Enable New Capabilities: We could more readily implement multi-agent collaboration patterns by adopting an ecosystem approach. For example, our code generation assistant could seamlessly delegate specialised tasks (like database schema design or security review) to purpose-built agents without requiring users to switch contexts.
The path forward
We're still in the exploratory phase, evaluating how well A2A aligns with our specific requirements. Our next steps include:
Building prototypes to evaluate key A2A protocol features, particularly focusing on:
Streaming performance compared to our current SignalR implementation
Latency implications of the HTTP/SSE model versus persistent connections
Developing extensions within A2A's metadata model to support our specialised interaction patterns
Creating a mapping specification that defines:
How our current protocol states translates to A2A states with appropriate metadata
Conventions for representing questions, file operations, and other structured interactions using A2A's content model
Error handling and recovery strategies aligned with A2A's error codes
Developing a transition plan that:
Allows for parallel operation of both protocols during migration
Provides adapter layers to minimise client-side changes
Identifies which aspects of our current protocol might need to be preserved as extensions
Summary
To conclude, embracing the A2A protocol marks a major advancement for hellolang and the Aigon platform. Transitioning to an open, industry-standard method for agent communication allows us to simplify integration, enhance interoperability, and ensure our architecture remains relevant as the AI landscape develops.

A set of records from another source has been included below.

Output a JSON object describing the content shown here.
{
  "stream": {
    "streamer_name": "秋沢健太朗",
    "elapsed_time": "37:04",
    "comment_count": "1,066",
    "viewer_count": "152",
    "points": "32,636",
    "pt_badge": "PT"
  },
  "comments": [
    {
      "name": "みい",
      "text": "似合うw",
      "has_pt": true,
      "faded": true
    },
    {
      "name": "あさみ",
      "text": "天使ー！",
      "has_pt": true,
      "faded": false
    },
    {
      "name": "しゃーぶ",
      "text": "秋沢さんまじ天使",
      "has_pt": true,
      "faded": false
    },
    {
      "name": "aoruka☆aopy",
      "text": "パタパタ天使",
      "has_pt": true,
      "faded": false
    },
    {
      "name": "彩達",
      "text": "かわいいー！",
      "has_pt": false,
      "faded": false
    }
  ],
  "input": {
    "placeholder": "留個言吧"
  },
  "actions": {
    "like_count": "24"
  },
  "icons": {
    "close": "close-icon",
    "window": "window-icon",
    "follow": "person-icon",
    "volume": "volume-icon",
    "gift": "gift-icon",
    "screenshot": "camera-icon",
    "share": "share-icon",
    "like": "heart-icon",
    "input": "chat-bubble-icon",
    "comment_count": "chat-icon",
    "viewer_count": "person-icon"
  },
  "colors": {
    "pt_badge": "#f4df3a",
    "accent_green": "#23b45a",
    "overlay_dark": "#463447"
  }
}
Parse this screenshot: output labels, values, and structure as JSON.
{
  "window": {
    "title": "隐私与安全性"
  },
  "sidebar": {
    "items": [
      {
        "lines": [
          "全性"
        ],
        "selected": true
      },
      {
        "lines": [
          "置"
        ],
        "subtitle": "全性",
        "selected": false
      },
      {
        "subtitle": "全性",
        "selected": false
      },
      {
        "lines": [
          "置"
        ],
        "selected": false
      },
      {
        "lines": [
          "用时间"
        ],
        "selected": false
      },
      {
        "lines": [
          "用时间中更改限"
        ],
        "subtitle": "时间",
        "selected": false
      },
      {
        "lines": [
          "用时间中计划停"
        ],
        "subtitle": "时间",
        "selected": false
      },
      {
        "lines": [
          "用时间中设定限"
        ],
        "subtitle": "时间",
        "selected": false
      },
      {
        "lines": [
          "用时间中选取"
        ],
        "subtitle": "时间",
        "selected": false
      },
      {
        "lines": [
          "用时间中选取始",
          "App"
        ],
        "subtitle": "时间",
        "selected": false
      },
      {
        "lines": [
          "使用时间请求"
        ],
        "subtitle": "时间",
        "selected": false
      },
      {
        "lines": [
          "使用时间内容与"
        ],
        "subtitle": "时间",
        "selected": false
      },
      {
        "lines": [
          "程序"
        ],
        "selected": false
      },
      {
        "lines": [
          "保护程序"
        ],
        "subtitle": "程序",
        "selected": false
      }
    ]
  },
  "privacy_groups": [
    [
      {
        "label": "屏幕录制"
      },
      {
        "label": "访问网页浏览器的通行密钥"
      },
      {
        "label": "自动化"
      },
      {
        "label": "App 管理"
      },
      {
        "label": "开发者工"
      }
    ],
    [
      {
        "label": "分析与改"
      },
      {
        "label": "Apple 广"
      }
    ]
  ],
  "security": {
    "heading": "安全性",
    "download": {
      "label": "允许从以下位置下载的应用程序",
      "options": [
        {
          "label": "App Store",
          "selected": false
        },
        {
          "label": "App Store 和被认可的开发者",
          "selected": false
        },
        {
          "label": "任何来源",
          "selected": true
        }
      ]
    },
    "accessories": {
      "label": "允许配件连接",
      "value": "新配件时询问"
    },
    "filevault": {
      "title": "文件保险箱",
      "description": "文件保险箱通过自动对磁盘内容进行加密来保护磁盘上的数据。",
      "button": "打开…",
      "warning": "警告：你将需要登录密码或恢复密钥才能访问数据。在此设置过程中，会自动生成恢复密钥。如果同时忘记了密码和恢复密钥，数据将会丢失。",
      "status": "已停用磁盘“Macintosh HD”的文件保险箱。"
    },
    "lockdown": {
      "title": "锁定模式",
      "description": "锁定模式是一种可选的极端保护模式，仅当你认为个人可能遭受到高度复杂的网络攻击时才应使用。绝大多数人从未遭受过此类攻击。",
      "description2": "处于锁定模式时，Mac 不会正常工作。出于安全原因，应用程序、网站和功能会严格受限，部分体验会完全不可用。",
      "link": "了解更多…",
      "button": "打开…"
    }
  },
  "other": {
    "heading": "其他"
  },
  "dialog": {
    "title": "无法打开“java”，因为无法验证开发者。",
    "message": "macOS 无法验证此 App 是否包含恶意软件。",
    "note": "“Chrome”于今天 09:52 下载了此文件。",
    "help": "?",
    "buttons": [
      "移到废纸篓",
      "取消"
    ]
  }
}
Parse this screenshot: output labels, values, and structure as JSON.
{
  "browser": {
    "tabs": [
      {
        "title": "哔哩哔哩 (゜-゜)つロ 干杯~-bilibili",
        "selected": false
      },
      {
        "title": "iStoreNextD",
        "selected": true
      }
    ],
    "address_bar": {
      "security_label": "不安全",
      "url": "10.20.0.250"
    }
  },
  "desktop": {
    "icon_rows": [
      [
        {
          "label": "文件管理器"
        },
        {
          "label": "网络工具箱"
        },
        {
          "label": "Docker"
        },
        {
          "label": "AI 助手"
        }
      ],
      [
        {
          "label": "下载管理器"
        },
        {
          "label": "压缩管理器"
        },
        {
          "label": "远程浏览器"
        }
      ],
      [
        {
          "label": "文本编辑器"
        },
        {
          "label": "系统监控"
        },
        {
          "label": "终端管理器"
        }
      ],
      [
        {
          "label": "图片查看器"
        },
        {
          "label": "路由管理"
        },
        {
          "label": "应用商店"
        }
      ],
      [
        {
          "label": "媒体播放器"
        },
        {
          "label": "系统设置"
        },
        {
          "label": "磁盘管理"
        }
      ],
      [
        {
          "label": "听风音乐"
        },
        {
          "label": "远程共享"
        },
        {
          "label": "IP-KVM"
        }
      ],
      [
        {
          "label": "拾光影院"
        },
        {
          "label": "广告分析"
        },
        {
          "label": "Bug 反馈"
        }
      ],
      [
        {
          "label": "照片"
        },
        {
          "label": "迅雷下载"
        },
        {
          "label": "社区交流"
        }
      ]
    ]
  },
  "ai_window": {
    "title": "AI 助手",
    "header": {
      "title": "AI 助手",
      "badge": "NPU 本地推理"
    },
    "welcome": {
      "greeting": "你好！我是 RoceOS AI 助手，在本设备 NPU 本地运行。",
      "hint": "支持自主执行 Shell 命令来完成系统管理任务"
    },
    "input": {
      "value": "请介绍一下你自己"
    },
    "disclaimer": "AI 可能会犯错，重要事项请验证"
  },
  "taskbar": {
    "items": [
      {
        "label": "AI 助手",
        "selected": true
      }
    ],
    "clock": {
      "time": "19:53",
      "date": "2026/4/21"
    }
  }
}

A2A provides a solution to decrease technical debt within our communication layer while paving the way for a more interconnected and effective product range. To support our specialized workflows, we will need to make some adjustments. However, standardisation will lead to better collaboration with outside partners and align us with new best practices. This makes A2A a strong base for our next phase of innovation.
We look forward to continuing our exploration and sharing our advancements as we prototype, expand, and gradually transition to this new protocol.